Durante a visita, Naná surpreendeu Mari: surgiu na sala tocando magistralmente seu berimbau, numa demonstração de vitalidade, força, ou seja, tinha condições de ir, sim, ao Japão, onde há quase 20 anos não tocava. A produtora, assim que retornou ao seu país, confirmou o convite para que Naná fizesse a turnê na Ásia, acompanhando seu parceiro lendário, Egberto Gismonti. “Naná Vasconcelos é um músico especial, muito amado pelos admiradores da verdadeira música. Fazia tempo que ele não ia ao Japão, mas a paixão que temos por ele no país é muito forte. Ao anunciar o duo de Egberto Gismonti e Naná, tivemos uma reação esmagadora e os bilhetes para a capacidade do Concert Hall, de 1.500 lugares, foram todos rapidamente vendidos”, relata Mari.


Patrícia Vasconcelos, viúva de Naná, tem se dedicado a organizar o legado do percussionista. Foto: Hélia Scheppa

A vontade de Naná e dos fãs japoneses – e asiáticos – não pôde ser satisfeita. O concerto previsto transformou-se numa homenagem, intitulada Egberto Gismonti solo – Remembrance of Naná Vasconcelos. Os shows aconteceram em abril deste ano, nos dias 16, 20 e 22, na China (Xangai), Japão (Tóquio) e Coreia do Sul (Seul), respectivamente. Egberto reproduziu músicas de Dança das cabeças e levou instrumentos como as kalimbas, que, em sua opinião, expressavam o conceito de Naná de fazer percussão. Também foram exibidos vídeos e fotos do pernambucano, inclusive com os batuqueiros no Carnaval do Recife. “Acreditamos que o espírito dele esteve conosco”, comentou Mari.

RESPIRE FUNDO
Na primeira internação de Naná, houve um médico que, diariamente, fazia-lhe a ausculta. “Respire fundo” era a frase que, aos poucos, tirava a paciência do músico. Por algum motivo banal, simplesmente, não tolerava os exames rotineiros e a mesma ordem de sempre. “Respire fundo.” Para resolver a intolerância à situação, transformou a ordem médica em poesia instrumental. Naná foi procurado pela bailarina Paula Vital, do Balé Dança Vida, de Ribeirão Preto, para que compusesse a trilha de um espetáculo que abordaria o caos da cidade.
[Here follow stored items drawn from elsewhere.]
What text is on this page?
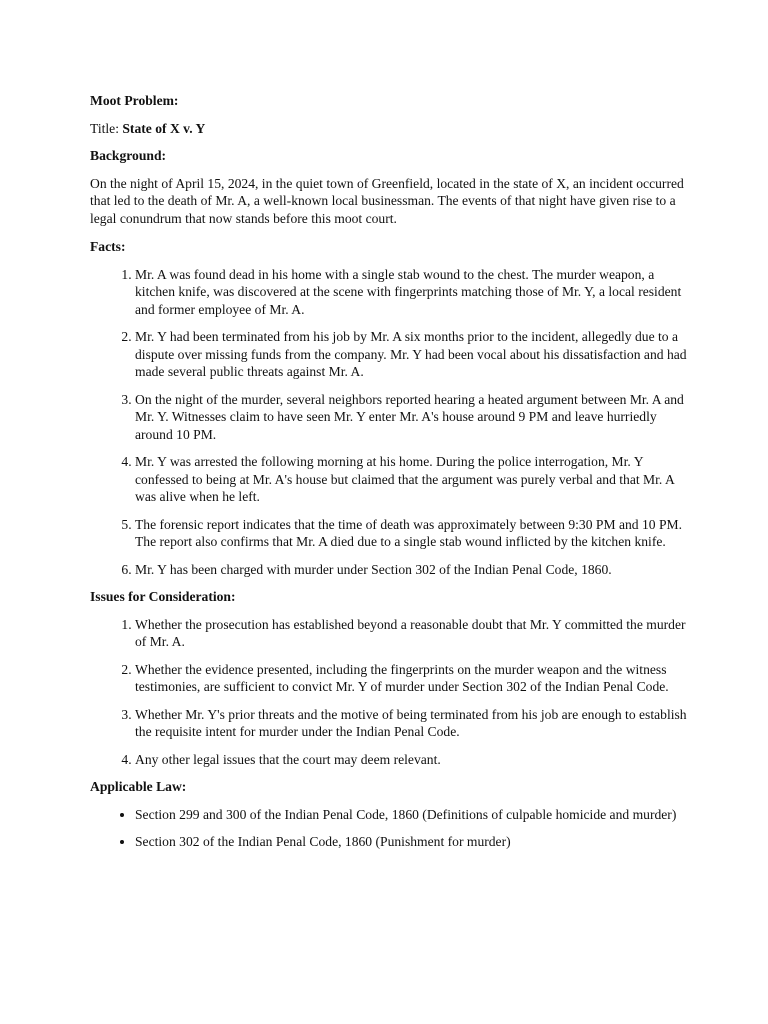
Moot Problem:

Title: State of X v. Y

Background:

On the night of April 15, 2024, in the quiet town of Greenfield, located in the state of X, an incident occurred that led to the death of Mr. A, a well-known local businessman. The events of that night have given rise to a legal conundrum that now stands before this moot court.

Facts:

1. Mr. A was found dead in his home with a single stab wound to the chest. The murder weapon, a kitchen knife, was discovered at the scene with fingerprints matching those of Mr. Y, a local resident and former employee of Mr. A.
2. Mr. Y had been terminated from his job by Mr. A six months prior to the incident, allegedly due to a dispute over missing funds from the company. Mr. Y had been vocal about his dissatisfaction and had made several public threats against Mr. A.
3. On the night of the murder, several neighbors reported hearing a heated argument between Mr. A and Mr. Y. Witnesses claim to have seen Mr. Y enter Mr. A's house around 9 PM and leave hurriedly around 10 PM.
4. Mr. Y was arrested the following morning at his home. During the police interrogation, Mr. Y confessed to being at Mr. A's house but claimed that the argument was purely verbal and that Mr. A was alive when he left.
5. The forensic report indicates that the time of death was approximately between 9:30 PM and 10 PM. The report also confirms that Mr. A died due to a single stab wound inflicted by the kitchen knife.
6. Mr. Y has been charged with murder under Section 302 of the Indian Penal Code, 1860.

Issues for Consideration:

1. Whether the prosecution has established beyond a reasonable doubt that Mr. Y committed the murder of Mr. A.
2. Whether the evidence presented, including the fingerprints on the murder weapon and the witness testimonies, are sufficient to convict Mr. Y of murder under Section 302 of the Indian Penal Code.
3. Whether Mr. Y's prior threats and the motive of being terminated from his job are enough to establish the requisite intent for murder under the Indian Penal Code.
4. Any other legal issues that the court may deem relevant.

Applicable Law:

• Section 299 and 300 of the Indian Penal Code, 1860 (Definitions of culpable homicide and murder)
• Section 302 of the Indian Penal Code, 1860 (Punishment for murder)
Naná contou que já tinha um tema e Paula lhe enviou uma primeira parte da coreografia. O músico começou a montagem da trilha, mas não teve tempo de acabar. Dos 20 minutos de trabalho gravado, sairá mais uma faixa para o CD póstumo: Respire fundo e diga trinta e três. O álbum deverá ter entre seis e sete músicas. São criações dos períodos do internamento do músico, entre agosto de 2015 até o seu falecimento. Um disco, segundo Patrícia, “sacro”, mais ligado às experiências de vida e à consciência cósmica, de suas leituras cada vez mais constantes do livro que há 30 anos manteve na cabeceira e nas malas: Autobiografia de um iogue, do guru indiano Paramahansa Yogananda.

No último dia em vida, Naná recebeu amigos, despediu-se de um dos mais constantes e importantes da sua vida, Egberto Gismonti, da sua filha Luz Morena, de Patrícia, de Gil, entre outros queridos que estiveram com ele em sua caminhada até o instante final. Ficou desperto até onde pôde. Decidiu o momento em que seria sedado: nove horas da noite, mostrou com os dedos. Assim foi feito. Às 7h40 do dia seguinte, 9 de março, Naná perdeu os últimos sinais vitais. Partiu.

Ele, que tinha pressa em definir o álbum, chegou a dizer que queria um disco parecido com o que produziu com Itamar Assumpção, Isso vai dar repercussão, que teve apenas sete faixas. Gil Jardim conta que, junto a Patrícia Vasconcelos, encontrará o melhor momento para produzir musicalmente esse material e dividir os sons com todos. Com calma, diz ele, Naná estará presente em cada nota. 

MICHELLE DE ASSUMPÇÃO, jornalista da área de artes e cultura.